DURHAM CITY & COUNTY
A county of contrasts and a city of imagination at the core
Few counties in England can offer such a variety of landscape and history as can be found in County Durham. it is the heart of the North East region and has a distinctive identity.
Undisputedly, Durham City is “the jewel in the crown” with a World Heritage Site at its heart which holds within its boundaries two of the most famous and magnificent buildings in Europe: the wonderful Durham Cathedral and its sister building standing opposite – Durham Castle former home of the Prince Bishops of Durham and now home to students of Durham University. For a sense of place, for sensory delights and for good stories told well join a Blue Badge Guide on a guided walk to explore its ancient streets, medieval bridges and pleasant riverside walks.
But County Durham can boast town, country and sea shore.
Groups and independent travellers alike will enjoy a day at the seaside exploring the Durham Heritage Coast with its dramatic cliffs of Magnesium Limestone grassland. Find out what a dene is, explore the area’s maritime and industrial heritage and travel across millions of years of geological time in the company of your Blue Badge Guide. Ice cream, anyone?
By contrast, the high Pennine moorland in the west side of the County offers those all-important majestic scenic views from the coach window. Weardale, Teesdale and the Derwent valley offer up their stories of lead miners, Methodism, farming communities, protected landscape and even the odd literary and artistic connection or two. All accompanied by the seasonal soundtrack of the haunting calls of upland birds. Tell us where your interests lie and we will plan an itinerary showcasing all that is good in the North Pennines Area of Outstanding Natural Beauty.
Be mesmerised by the power of the River Tees as it cascades over High Force Waterfall or astonished by the collection of European art, textiles and ceramics at The Bowes Museum located in the quaint market town of Barnard Castle. Outside and inside this is a building of beauty.

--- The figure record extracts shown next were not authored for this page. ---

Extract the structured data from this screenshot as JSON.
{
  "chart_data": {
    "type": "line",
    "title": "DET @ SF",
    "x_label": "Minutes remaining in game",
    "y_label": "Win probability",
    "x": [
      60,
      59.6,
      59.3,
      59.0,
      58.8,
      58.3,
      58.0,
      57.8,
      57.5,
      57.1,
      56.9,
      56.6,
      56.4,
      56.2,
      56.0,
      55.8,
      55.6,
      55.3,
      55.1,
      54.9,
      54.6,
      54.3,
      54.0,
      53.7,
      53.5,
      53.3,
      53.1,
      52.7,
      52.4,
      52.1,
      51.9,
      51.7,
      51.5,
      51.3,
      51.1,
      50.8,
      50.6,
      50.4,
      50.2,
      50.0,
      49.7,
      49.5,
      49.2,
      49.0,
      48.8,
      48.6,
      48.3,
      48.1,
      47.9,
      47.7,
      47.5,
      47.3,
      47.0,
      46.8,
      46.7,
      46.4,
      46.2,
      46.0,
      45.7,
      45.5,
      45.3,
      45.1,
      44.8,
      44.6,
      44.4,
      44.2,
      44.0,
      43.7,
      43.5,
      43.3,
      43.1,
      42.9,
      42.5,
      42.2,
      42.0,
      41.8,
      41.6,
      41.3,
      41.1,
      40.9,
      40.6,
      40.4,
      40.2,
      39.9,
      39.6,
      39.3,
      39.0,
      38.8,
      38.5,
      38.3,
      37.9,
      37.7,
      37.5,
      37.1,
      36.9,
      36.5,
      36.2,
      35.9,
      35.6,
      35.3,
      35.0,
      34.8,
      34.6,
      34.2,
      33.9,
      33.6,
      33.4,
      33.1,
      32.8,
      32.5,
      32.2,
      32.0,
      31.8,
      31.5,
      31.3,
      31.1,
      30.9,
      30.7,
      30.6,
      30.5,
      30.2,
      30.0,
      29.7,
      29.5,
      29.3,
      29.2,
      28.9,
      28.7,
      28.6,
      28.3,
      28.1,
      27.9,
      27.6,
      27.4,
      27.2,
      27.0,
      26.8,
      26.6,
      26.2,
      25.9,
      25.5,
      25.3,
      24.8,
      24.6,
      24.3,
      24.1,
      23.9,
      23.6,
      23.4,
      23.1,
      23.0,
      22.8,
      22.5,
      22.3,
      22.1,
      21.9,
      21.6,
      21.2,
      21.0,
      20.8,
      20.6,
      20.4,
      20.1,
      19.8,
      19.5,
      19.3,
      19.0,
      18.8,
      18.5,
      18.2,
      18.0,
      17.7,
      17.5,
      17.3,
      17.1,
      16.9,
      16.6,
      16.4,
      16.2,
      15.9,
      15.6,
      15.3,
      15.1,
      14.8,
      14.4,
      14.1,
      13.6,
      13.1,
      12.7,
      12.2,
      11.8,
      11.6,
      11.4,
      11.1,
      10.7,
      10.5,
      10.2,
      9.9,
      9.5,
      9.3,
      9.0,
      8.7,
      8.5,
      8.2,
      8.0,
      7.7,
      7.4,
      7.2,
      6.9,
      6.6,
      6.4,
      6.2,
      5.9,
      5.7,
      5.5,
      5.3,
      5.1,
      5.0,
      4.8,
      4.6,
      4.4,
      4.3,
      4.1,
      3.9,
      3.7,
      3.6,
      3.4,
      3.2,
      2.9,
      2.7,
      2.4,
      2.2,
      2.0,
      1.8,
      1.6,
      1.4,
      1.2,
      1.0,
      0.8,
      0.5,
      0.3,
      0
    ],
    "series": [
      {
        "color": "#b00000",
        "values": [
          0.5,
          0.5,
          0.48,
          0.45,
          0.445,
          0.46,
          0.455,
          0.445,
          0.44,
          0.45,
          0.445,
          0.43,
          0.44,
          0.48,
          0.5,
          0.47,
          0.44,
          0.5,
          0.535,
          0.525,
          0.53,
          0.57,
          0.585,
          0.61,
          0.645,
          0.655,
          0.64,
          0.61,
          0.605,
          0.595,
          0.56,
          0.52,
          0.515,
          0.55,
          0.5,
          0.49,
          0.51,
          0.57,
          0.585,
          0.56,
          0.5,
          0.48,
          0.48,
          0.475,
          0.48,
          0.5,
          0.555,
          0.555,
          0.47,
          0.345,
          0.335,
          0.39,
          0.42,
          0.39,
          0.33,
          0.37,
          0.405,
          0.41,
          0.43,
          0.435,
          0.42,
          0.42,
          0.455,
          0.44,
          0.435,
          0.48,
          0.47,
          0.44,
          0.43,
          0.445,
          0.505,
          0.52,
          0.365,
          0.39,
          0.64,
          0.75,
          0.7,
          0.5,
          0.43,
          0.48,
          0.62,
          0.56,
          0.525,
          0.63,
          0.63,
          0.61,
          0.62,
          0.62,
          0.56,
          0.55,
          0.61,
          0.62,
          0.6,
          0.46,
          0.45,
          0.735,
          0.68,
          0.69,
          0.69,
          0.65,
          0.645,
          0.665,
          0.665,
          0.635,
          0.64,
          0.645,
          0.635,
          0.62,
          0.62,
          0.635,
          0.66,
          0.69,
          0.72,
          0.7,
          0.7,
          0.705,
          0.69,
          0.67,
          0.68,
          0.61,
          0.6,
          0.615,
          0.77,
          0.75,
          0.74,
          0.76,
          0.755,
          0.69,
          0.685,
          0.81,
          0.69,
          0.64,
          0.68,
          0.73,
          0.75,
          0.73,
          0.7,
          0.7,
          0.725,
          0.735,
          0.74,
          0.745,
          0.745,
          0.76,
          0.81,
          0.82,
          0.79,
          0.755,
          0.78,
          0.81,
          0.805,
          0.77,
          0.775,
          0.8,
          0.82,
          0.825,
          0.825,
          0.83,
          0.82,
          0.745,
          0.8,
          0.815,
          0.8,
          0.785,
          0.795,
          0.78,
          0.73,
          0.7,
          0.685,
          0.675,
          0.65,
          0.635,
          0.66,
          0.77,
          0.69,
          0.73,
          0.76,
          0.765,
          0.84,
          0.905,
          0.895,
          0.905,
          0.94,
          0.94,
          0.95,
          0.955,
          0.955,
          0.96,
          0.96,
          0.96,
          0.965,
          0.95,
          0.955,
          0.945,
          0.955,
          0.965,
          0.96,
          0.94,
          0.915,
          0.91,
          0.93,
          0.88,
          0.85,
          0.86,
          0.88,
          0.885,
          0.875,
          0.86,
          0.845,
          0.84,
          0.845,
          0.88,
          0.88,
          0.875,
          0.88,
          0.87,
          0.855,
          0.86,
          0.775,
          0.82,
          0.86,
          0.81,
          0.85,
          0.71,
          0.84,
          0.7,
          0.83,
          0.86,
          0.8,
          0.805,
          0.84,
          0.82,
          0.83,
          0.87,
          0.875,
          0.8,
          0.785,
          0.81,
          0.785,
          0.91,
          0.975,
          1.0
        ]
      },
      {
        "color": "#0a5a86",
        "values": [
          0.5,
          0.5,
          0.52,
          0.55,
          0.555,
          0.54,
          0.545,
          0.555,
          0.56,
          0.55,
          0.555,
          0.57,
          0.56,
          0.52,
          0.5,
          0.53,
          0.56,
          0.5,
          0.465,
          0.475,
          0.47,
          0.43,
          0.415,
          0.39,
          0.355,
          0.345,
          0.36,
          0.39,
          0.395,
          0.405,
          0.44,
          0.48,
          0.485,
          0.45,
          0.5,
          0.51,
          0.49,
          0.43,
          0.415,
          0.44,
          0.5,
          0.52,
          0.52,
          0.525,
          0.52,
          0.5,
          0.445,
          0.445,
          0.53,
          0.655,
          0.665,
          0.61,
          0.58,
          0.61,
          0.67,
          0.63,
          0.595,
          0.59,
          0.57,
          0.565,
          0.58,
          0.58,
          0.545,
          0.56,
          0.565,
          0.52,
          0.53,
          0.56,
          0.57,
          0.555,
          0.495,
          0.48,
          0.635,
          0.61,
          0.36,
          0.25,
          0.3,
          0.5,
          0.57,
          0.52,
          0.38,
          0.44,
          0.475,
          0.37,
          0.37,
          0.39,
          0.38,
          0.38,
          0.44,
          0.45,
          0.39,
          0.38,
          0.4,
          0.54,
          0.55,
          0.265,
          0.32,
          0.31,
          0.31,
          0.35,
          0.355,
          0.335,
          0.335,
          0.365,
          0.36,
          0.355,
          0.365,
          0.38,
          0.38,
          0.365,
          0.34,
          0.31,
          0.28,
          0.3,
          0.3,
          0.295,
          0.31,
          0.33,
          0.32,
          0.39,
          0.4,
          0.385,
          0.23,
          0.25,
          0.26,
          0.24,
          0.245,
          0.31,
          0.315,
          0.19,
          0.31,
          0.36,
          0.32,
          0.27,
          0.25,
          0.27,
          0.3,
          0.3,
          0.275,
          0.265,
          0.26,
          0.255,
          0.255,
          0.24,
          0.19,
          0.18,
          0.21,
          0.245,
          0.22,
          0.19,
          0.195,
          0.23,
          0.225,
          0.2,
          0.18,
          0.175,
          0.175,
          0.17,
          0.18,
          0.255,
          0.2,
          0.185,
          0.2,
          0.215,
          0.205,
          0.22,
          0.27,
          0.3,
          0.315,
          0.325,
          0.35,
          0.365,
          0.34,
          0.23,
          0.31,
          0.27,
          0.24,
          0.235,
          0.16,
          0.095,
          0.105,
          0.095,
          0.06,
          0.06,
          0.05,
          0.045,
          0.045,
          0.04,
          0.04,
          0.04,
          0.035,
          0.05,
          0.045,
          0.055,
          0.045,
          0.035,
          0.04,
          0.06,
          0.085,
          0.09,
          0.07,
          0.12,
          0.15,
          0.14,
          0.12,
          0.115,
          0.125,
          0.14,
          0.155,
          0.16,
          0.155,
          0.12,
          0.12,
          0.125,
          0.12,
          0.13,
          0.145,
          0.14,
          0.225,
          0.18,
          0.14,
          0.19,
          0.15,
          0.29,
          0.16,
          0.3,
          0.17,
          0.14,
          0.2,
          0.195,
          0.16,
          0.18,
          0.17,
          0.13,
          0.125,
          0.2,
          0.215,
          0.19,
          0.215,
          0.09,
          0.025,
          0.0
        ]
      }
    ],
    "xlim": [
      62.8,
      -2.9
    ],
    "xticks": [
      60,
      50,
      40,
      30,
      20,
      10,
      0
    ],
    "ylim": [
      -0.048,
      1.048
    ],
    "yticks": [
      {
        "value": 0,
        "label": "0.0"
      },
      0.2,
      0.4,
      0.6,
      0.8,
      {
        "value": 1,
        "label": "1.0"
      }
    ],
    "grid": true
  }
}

And don’t forget Bishop Auckland. The town is now at the centre of exciting and transformative tourism developments which make it a key player in our regional story. Auckland Palace was the former country residence of the Prince Bishops of Durham and the recent comprehensive restoration and refurbishment of its State rooms is simply stunning. Stroll across the historic Market Place to visit the intriguing art collection at the Spanish Art Gallery before exploring the dark underworld of Durham’s industrial legacy through the works of locally celebrated artists on show in the Mining Art Gallery.
Leave sufficient time to spend a day at Beamish Museum and immersive yourself in the industrial and social heritage of our region.
Your Blue Badge Guide will set the scene by describing what there is to discover across this multi-award winning site. Watch old fashioned confectionary being made by hand or pop into The Town’s pub to taste its finest brew.
In the Pit Village venture underground into the drift mine to learn of the life of the region’s coalminers. And round off the day with a step into the Museum’s 1950s village where rock n’ roll music and blue formica table tops create instant memories.
Blue Badge Guides can help you discover our fascinating and nationally important railway heritage too. We love the National Railway Museum Locomotion at Shildon with its extensive exhibits and links to two of the nation’s most important 19th century railway engineers: George Stephenson and Timothy Hackworth.